Salí tan pronto como pude, con dos botellas de champán francés de mi reserva, pasé por la Ritz, compré todo lo que se me ocurrió podía servir para el lunch frío que imaginaba, paré un taxi y me dirigí a la calle Piedras. Ella me estaba esperando. Le entregué las botellas para que las pusiera en la heladera y el paquete con las exquisiteces para la mesa, que ella, luego de cubrirla con un fino mantel de hilo, se encargó de distribuir, con gracia y esmero. Y ya íbamos a sentarnos a comer y a beber cuando ella, tras echar una mirada al Rolex de oro que siempre llevo en la muñeca y deducir, con un gesto de picardía, que aún era muy temprano para almorzar, me condujo, con extrema dulzura, a su dormitorio.
Acababa yo de echarme en la cama y ella se encontraba en el baño, cuando sentí que se abría la puerta de calle y que alguien entraba al departamento. Y no solo eso: advertí que sus pasos se dirigían al dormitorio en el que yo estaba en situación tan comprometida. Pero por fortuna, segundos después, el dueño de esos pasos en lugar de abrir se decidió a golpear la puerta discretamente con sus nudillos. Igualmente me alarmé y llamé a Clarita, para avisarle lo que ocurría. Ella reapareció, apenas tapada con una toallón de baño, me hizo un gesto como para que me calmara y, sin abrir, le dijo al que estaba del otro lado y al que sin duda conocía y esperaba: La plata está, como siempre, debajo del jarrón azul. Agarrala. Chau. Y enseguida, antes de acostarse a mi lado, me tranquilizó diciendo: Es otra vez mi hermano. No vive aquí, pero es muy bueno y siempre me paga las expensas del departamento.

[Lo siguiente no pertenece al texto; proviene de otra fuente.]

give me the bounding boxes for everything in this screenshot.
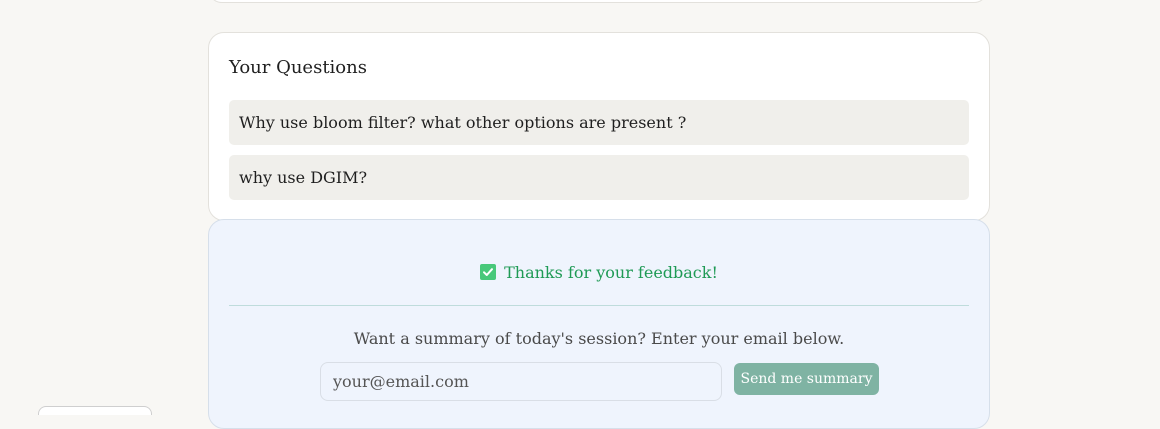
email-input[interactable]	[320, 362, 722, 401]
thanks-text: Thanks for your feedback!	[504, 263, 718, 282]
feedback-confirmation: Thanks for your feedback!	[209, 262, 989, 284]
summary-prompt: Want a summary of today's session? Enter…	[353, 329, 845, 348]
questions-title: Your Questions	[229, 57, 367, 78]
question-item: why use DGIM?	[229, 155, 969, 200]
floating-corner-element[interactable]	[38, 406, 152, 415]
previous-card	[208, 0, 988, 3]
divider	[229, 305, 969, 306]
send-summary-button[interactable]: Send me summary	[734, 363, 879, 395]
questions-card: Your Questions Why use bloom filter? wha…	[208, 32, 990, 221]
feedback-card: Thanks for your feedback! Want a summary…	[208, 219, 990, 429]
check-mark-icon	[480, 264, 497, 280]
question-item: Why use bloom filter? what other options…	[229, 100, 969, 145]
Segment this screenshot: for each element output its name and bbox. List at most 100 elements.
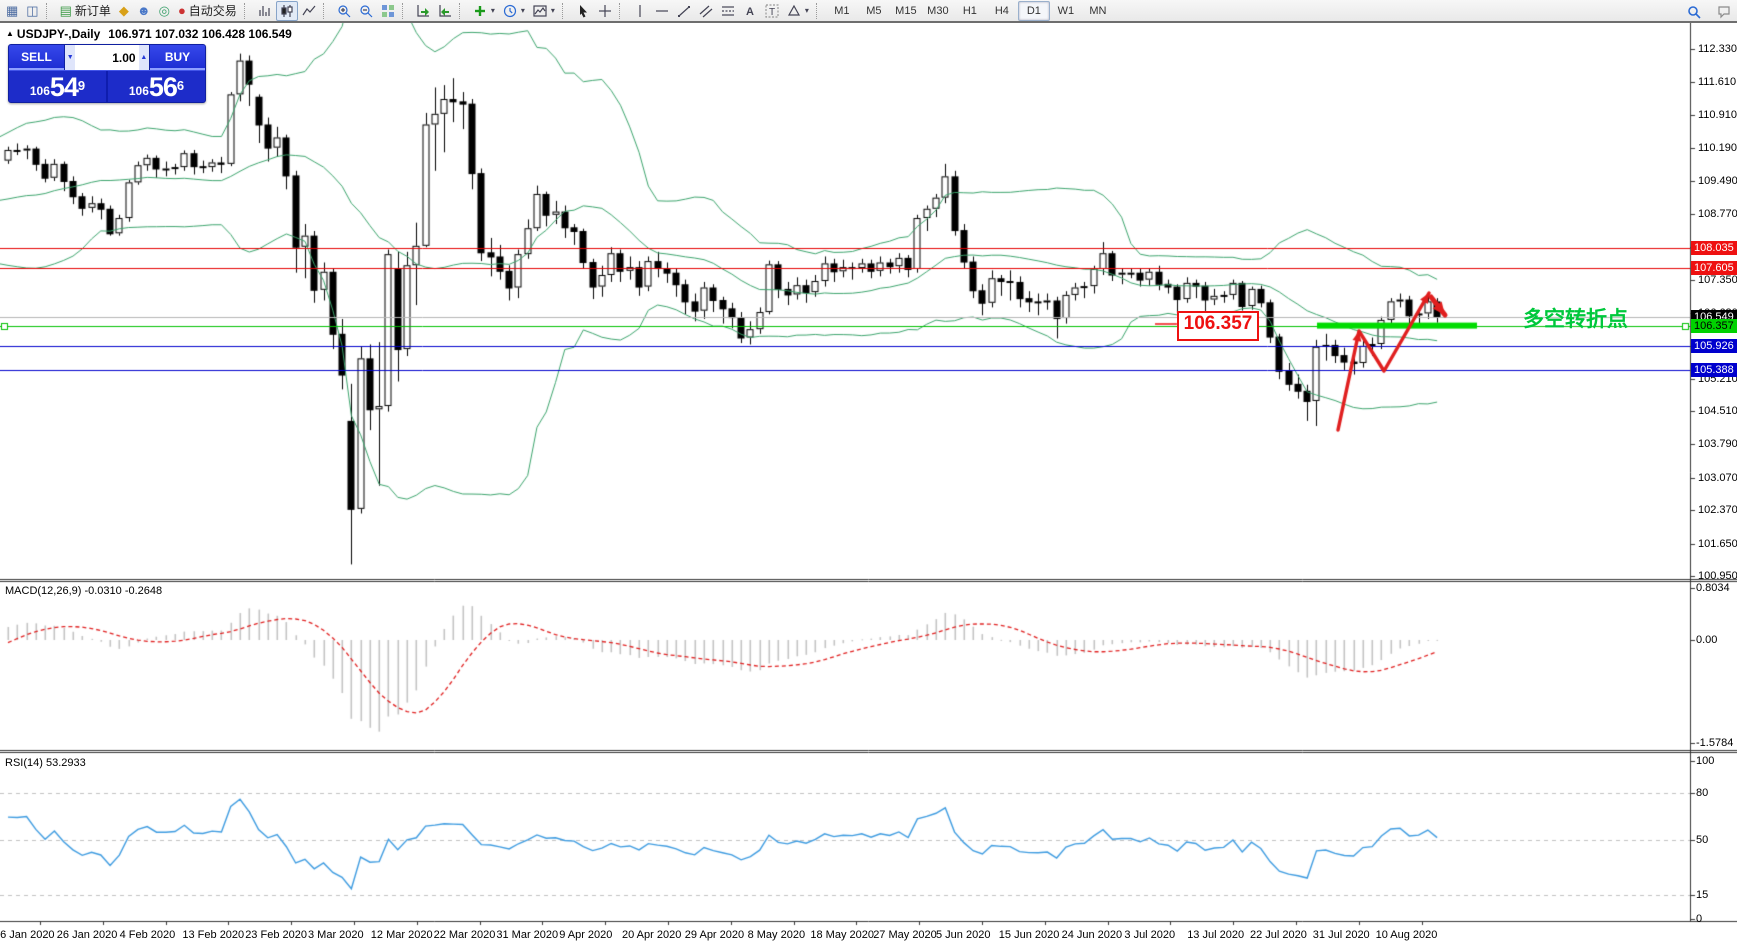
date-tick-label: 20 Apr 2020 xyxy=(622,929,682,941)
timeframe-m5-button[interactable]: M5 xyxy=(858,1,890,21)
macd-axis-label: -1.5784 xyxy=(1696,737,1734,750)
search-icon[interactable] xyxy=(1683,2,1705,22)
timeframe-m30-button[interactable]: M30 xyxy=(922,1,954,21)
autotrading-icon[interactable]: ● 自动交易 xyxy=(174,1,241,21)
templates-caret-icon[interactable]: ▾ xyxy=(551,6,555,15)
volume-increase-button[interactable]: ▲ xyxy=(138,45,149,70)
new-order-icon[interactable]: ▤ 新订单 xyxy=(56,1,115,21)
text-label-icon[interactable]: T xyxy=(761,1,783,21)
date-tick-label: 27 May 2020 xyxy=(873,929,937,941)
price-tick-label: 100.950 xyxy=(1698,570,1737,582)
price-level-chip: 108.035 xyxy=(1691,240,1737,255)
turning-point-label[interactable]: 多空转折点 xyxy=(1523,303,1628,333)
date-tick-label: 12 Mar 2020 xyxy=(370,929,433,941)
indicators-caret-icon[interactable]: ▾ xyxy=(491,6,495,15)
date-tick-label: 18 May 2020 xyxy=(810,929,874,941)
price-annotation-box[interactable]: 106.357 xyxy=(1177,311,1259,341)
date-tick-label: 13 Jul 2020 xyxy=(1187,929,1245,941)
price-tick-label: 103.790 xyxy=(1698,438,1737,451)
timeframe-w1-button[interactable]: W1 xyxy=(1050,1,1082,21)
rsi-axis-label: 0 xyxy=(1696,913,1703,925)
trendline-icon[interactable] xyxy=(673,1,695,21)
toolbar: ▦ ◫ ▤ 新订单 ◆ ☻ ◎ ● 自动交易 ▾ ▾ ▾ A T ▾ M1 M5 M15 M30 H1 H4 D1 W1 MN xyxy=(0,0,1737,23)
sell-button[interactable]: SELL xyxy=(9,45,64,70)
date-tick-label: 31 Jul 2020 xyxy=(1312,929,1370,941)
price-level-chip: 105.388 xyxy=(1691,363,1737,378)
equidistant-channel-icon[interactable] xyxy=(695,1,717,21)
tile-windows-icon[interactable] xyxy=(377,1,399,21)
timeframe-h4-button[interactable]: H4 xyxy=(986,1,1018,21)
price-tick-label: 111.610 xyxy=(1698,76,1737,89)
crosshair-icon[interactable] xyxy=(594,1,616,21)
indicators-icon[interactable]: ▾ xyxy=(469,1,499,21)
timeframe-m15-button[interactable]: M15 xyxy=(890,1,922,21)
toolbar-separator xyxy=(243,2,251,19)
toolbar-separator xyxy=(401,2,409,19)
timeframe-h1-button[interactable]: H1 xyxy=(954,1,986,21)
mt4-window: ▦ ◫ ▤ 新订单 ◆ ☻ ◎ ● 自动交易 ▾ ▾ ▾ A T ▾ M1 M5 M15 M30 H1 H4 D1 W1 MN… xyxy=(0,0,1737,946)
toolbar-separator xyxy=(618,2,626,19)
zoom-in-icon[interactable] xyxy=(333,1,355,21)
date-tick-label: 3 Mar 2020 xyxy=(308,929,364,941)
svg-text:T: T xyxy=(769,7,775,18)
market-watch-icon[interactable]: ◫ xyxy=(22,1,42,21)
date-tick-label: 31 Mar 2020 xyxy=(496,929,559,941)
timeframe-d1-button[interactable]: D1 xyxy=(1017,0,1050,21)
price-tick-label: 107.350 xyxy=(1698,273,1737,286)
price-level-chip: 105.926 xyxy=(1691,338,1737,353)
price-tick-label: 101.650 xyxy=(1698,537,1737,550)
buy-price[interactable]: 106 56 6 xyxy=(108,71,205,102)
price-tick-label: 110.910 xyxy=(1698,108,1737,121)
terminal-icon[interactable]: ☻ xyxy=(133,1,155,21)
vertical-line-icon[interactable] xyxy=(629,1,651,21)
auto-scroll-icon[interactable] xyxy=(412,1,434,21)
rsi-axis-label: 100 xyxy=(1696,755,1715,767)
templates-icon[interactable]: ▾ xyxy=(529,1,559,21)
price-tick-label: 103.070 xyxy=(1698,471,1737,484)
shapes-icon[interactable]: ▾ xyxy=(783,1,813,21)
chart-title-symbol: USDJPY-,Daily xyxy=(16,27,101,41)
chat-icon[interactable] xyxy=(1713,2,1735,22)
signals-icon[interactable]: ◎ xyxy=(155,1,174,21)
cursor-icon[interactable] xyxy=(572,1,594,21)
toolbar-separator xyxy=(815,2,823,19)
line-chart-icon[interactable] xyxy=(298,1,320,21)
text-icon[interactable]: A xyxy=(739,1,761,21)
candlestick-chart-icon[interactable] xyxy=(275,0,298,21)
volume-decrease-button[interactable]: ▼ xyxy=(65,45,76,70)
sell-price[interactable]: 106 54 9 xyxy=(9,71,108,102)
date-tick-label: 29 Apr 2020 xyxy=(684,929,745,941)
toolbar-separator xyxy=(458,2,466,19)
bar-chart-icon[interactable] xyxy=(254,1,276,21)
date-tick-label: 4 Feb 2020 xyxy=(119,929,176,941)
chart-canvas[interactable] xyxy=(0,23,1737,946)
fibonacci-icon[interactable] xyxy=(717,1,739,21)
timeframe-m1-button[interactable]: M1 xyxy=(826,1,858,21)
date-tick-label: 5 Jun 2020 xyxy=(936,929,991,941)
buy-button[interactable]: BUY xyxy=(150,45,205,70)
horizontal-line-icon[interactable] xyxy=(651,1,673,21)
panel-toggle-icon[interactable]: ▲ xyxy=(6,29,14,38)
volume-input[interactable] xyxy=(75,45,139,70)
date-tick-label: 9 Apr 2020 xyxy=(559,929,613,941)
price-tick-label: 112.330 xyxy=(1698,43,1737,55)
periods-caret-icon[interactable]: ▾ xyxy=(521,6,525,15)
timeframe-mn-button[interactable]: MN xyxy=(1082,1,1114,21)
date-tick-label: 8 May 2020 xyxy=(747,929,806,941)
rsi-axis-label: 15 xyxy=(1696,889,1709,902)
date-tick-label: 16 Jan 2020 xyxy=(0,929,55,941)
shapes-caret-icon[interactable]: ▾ xyxy=(805,6,809,15)
chart-shift-icon[interactable] xyxy=(434,1,456,21)
price-tick-label: 109.490 xyxy=(1698,174,1737,187)
price-tick-label: 102.370 xyxy=(1698,504,1737,517)
chart-title: ▲ USDJPY-,Daily 106.971 107.032 106.428 10… xyxy=(6,27,292,41)
chart-window-icon[interactable]: ▦ xyxy=(2,1,22,21)
date-tick-label: 23 Feb 2020 xyxy=(245,929,307,941)
gold-icon[interactable]: ◆ xyxy=(115,1,133,21)
periods-icon[interactable]: ▾ xyxy=(499,1,529,21)
macd-label: MACD(12,26,9) -0.0310 -0.2648 xyxy=(5,585,163,597)
zoom-out-icon[interactable] xyxy=(355,1,377,21)
price-tick-label: 104.510 xyxy=(1698,405,1737,418)
date-tick-label: 15 Jun 2020 xyxy=(998,929,1060,941)
toolbar-right-group xyxy=(1683,2,1735,22)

No le respondí. Y no sólo eso: también me levanté de la cama y me alejé unos pasos. Ella me miró hacer, algo desconcertada. Yo entonces fui recogiendo mis cosas, volví a vestirme y ya cerca de la puerta del dormitorio y con la mano en el picaporte, le pregunté: Decime, vos no tenés ningún hermano ¿no es cierto? Ella me respondió con un pesado silencio. Y tampoco, agregué, sos vendedora, ni jefa, ni nada, en ninguna cadena de farmacias, ¿no es así? Pero por lo menos, sacame de una duda, ¿sos de verdad Clarita, o no? Tampoco me respondió a esto; sólo se encogió de hombros y luego se dio vuelta para buscar un paquete de cigarrillos en la mesa de luz. Yo terminé de abrocharme la camisa y anudar la corbata, me puse el saco, abrí la puerta, comprobé que no había nadie por allí y encaré decidido hacia la salida. Cuando ya tenía la mano sobre el picaporte, a punto de ingresar al pasillo y dirigirme hacia el ascensor, advertí que allí nomás, sobre una mesita cubierta por una carpetita de colores, estaba el  jarrón. Entonces me detuve sólo por un instante, el necesario para echar mano a la billetera, sacar unos pesos y, antes de abandonar el departamento, dejarlos  debajo del jarrón azul.